Congress sets borrowing authority through statute, while the U.S. Department of Education implements those limits through negotiated rulemaking and regulation.
Once finalized, the rule would carry the same legal force as existing Title IV regulations, requiring institutional compliance to maintain federal aid eligibility.
Courts reviewing challenges typically examine statutory authority, procedural compliance, and whether the regulation is reasonable under established administrative law standards.
Practical Impact on Institutions and Borrowers
Colleges and universities would be required to restructure graduate financial aid packaging to comply with new statutory borrowing caps, which may force changes to tuition pricing, institutional aid, or internal financing models.
Loan servicers would also need to update repayment systems as legacy plans are phased out, alongside revised borrower disclosures, staff training, and default rehabilitation procedures to meet Title IV compliance requirements.

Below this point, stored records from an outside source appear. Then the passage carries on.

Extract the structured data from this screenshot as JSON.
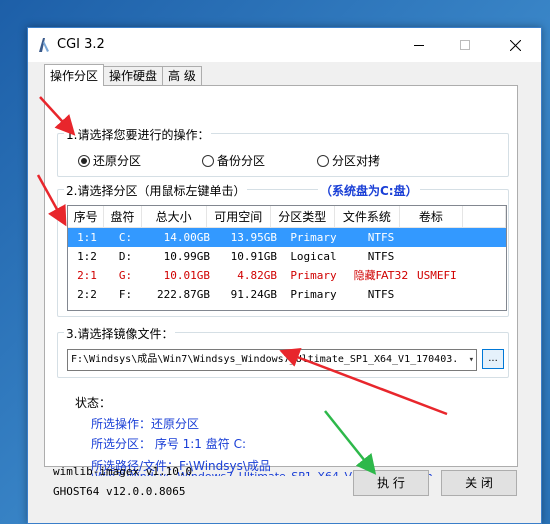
{
  "window": {
    "title": "CGI 3.2"
  },
  "tabs": [
    {
      "label": "操作分区",
      "active": true
    },
    {
      "label": "操作硬盘",
      "active": false
    },
    {
      "label": "高 级",
      "active": false
    }
  ],
  "step1": {
    "title": "1.请选择您要进行的操作：",
    "options": [
      {
        "label": "还原分区",
        "checked": true
      },
      {
        "label": "备份分区",
        "checked": false
      },
      {
        "label": "分区对拷",
        "checked": false
      }
    ]
  },
  "step2": {
    "title": "2.请选择分区（用鼠标左键单击）",
    "system_disk": "（系统盘为C:盘）",
    "columns": [
      "序号",
      "盘符",
      "总大小",
      "可用空间",
      "分区类型",
      "文件系统",
      "卷标"
    ],
    "rows": [
      {
        "index": "1:1",
        "drive": "C:",
        "total": "14.00GB",
        "free": "13.95GB",
        "type": "Primary",
        "fs": "NTFS",
        "label": "",
        "selected": true,
        "hidden": false
      },
      {
        "index": "1:2",
        "drive": "D:",
        "total": "10.99GB",
        "free": "10.91GB",
        "type": "Logical",
        "fs": "NTFS",
        "label": "",
        "selected": false,
        "hidden": false
      },
      {
        "index": "2:1",
        "drive": "G:",
        "total": "10.01GB",
        "free": "4.82GB",
        "type": "Primary",
        "fs": "隐藏FAT32",
        "label": "USMEFI",
        "selected": false,
        "hidden": true
      },
      {
        "index": "2:2",
        "drive": "F:",
        "total": "222.87GB",
        "free": "91.24GB",
        "type": "Primary",
        "fs": "NTFS",
        "label": "",
        "selected": false,
        "hidden": false
      }
    ]
  },
  "step3": {
    "title": "3.请选择镜像文件：",
    "path_value": "F:\\Windsys\\成品\\Win7\\Windsys_Windows7_Ultimate_SP1_X64_V1_170403.",
    "browse_label": "..."
  },
  "status": {
    "title": "状态：",
    "operation": "所选操作：还原分区",
    "partition": "所选分区：   序号 1:1       盘符 C:",
    "path_label": "所选路径/文件：F:\\Windsys\\成品",
    "path_cont": "\\Win7\\Windsys_Windows7_Ultimate_SP1_X64_V1_170403.wim"
  },
  "footer": {
    "wimlib": "wimlib-imagex v1.10.0",
    "ghost": "GHOST64 v12.0.0.8065"
  },
  "buttons": {
    "execute": "执 行",
    "close": "关 闭"
  },
  "colors": {
    "selected_row": "#3399ff",
    "hidden_partition": "#d00000",
    "status_text": "#1a3fd6",
    "annotation_red": "#e8262c",
    "annotation_green": "#2db84a"
  }
}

For students, the rule would introduce defined federal borrowing limits before enrollment and reduce repayment options to a tiered standard plan or a single income-driven plan, simplifying choice while limiting flexibility.

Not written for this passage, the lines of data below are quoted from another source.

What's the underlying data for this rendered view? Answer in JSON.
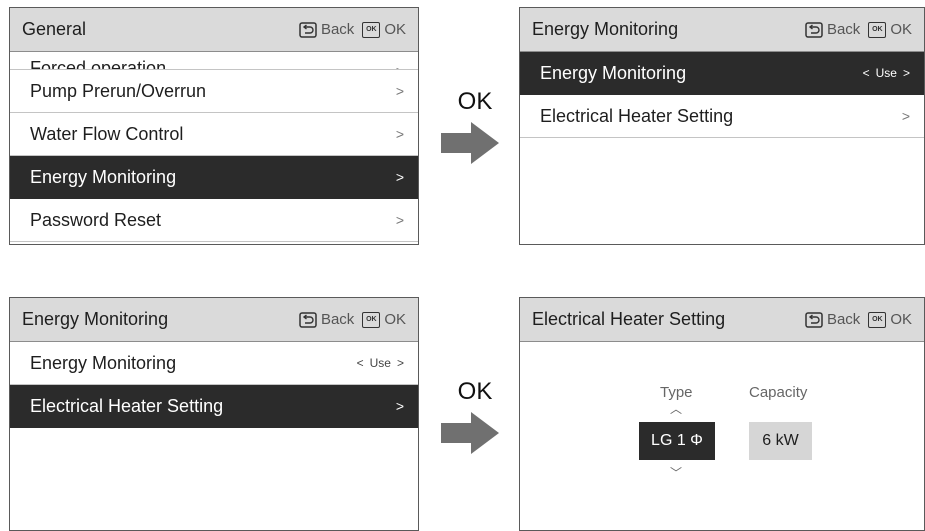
{
  "header": {
    "back_label": "Back",
    "ok_label": "OK",
    "ok_icon_text": "OK"
  },
  "arrow_label": "OK",
  "panel1": {
    "title": "General",
    "items": [
      {
        "label": "Forced operation",
        "chevron": ">"
      },
      {
        "label": "Pump Prerun/Overrun",
        "chevron": ">"
      },
      {
        "label": "Water Flow Control",
        "chevron": ">"
      },
      {
        "label": "Energy Monitoring",
        "chevron": ">"
      },
      {
        "label": "Password Reset",
        "chevron": ">"
      }
    ]
  },
  "panel2": {
    "title": "Energy Monitoring",
    "items": [
      {
        "label": "Energy Monitoring",
        "left": "<",
        "value": "Use",
        "right": ">"
      },
      {
        "label": "Electrical Heater Setting",
        "chevron": ">"
      }
    ]
  },
  "panel3": {
    "title": "Energy Monitoring",
    "items": [
      {
        "label": "Energy Monitoring",
        "left": "<",
        "value": "Use",
        "right": ">"
      },
      {
        "label": "Electrical Heater Setting",
        "chevron": ">"
      }
    ]
  },
  "panel4": {
    "title": "Electrical Heater Setting",
    "type_label": "Type",
    "capacity_label": "Capacity",
    "type_value": "LG 1 Φ",
    "capacity_value": "6 kW",
    "up": "︿",
    "down": "﹀"
  },
  "colors": {
    "header_bg": "#dadada",
    "selected_bg": "#2b2b2b",
    "arrow": "#707070"
  }
}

Borrowers in default would gain a second statutory opportunity for loan rehabilitation, allowing loans to return to good standing and removing default-related penalties upon successful completion.
Key Questions Raised by the Proposal
The most immediate change is how borrowing limits are set. Graduate and professional students would no longer be able to borrow based on tuition or cost of attendance.
Instead, borrowing would be capped by statute, meaning many students may need to seek private financing or institutional aid to cover remaining costs.
The rule would apply to any institution participating in federal Title IV aid programs. Compliance is not optional. Schools that fail to adhere to the new limits would risk enforcement action through program reviews and, in serious cases, loss of federal funding eligibility.
The caps would apply only to new borrowers beginning in July 2026. Existing federal loans would remain governed by prior rules, and current balances would not be retroactively adjusted.
Institutions would also be permitted to impose stricter program-level borrowing caps below the federal maximums.
This discretion could be exercised using earnings data, default rates, or internal risk assessments, shifting more responsibility to colleges to police borrowing outcomes.
Next Steps in the Rulemaking Process
The proposed rule is open for public comment for 30 days, after which the Department will review submissions through the federal rulemaking process before publishing a final version in the Federal Register.
If adopted in its current form, implementation would begin in July 2026, aligned with statutory timelines and the academic calendar, giving institutions limited time to revise financial aid policies, disclosures, and compliance systems.
Substantively, the proposal represents a shift in how federal graduate lending operates. Open-ended borrowing tied to institutional pricing would be replaced with fixed statutory limits, reducing federal exposure while transferring planning risk to students and schools.
Even before finalisation, the regulatory direction is clear, and institutions and borrowers would need to account for tighter controls and reduced flexibility well ahead of the 2026 start date.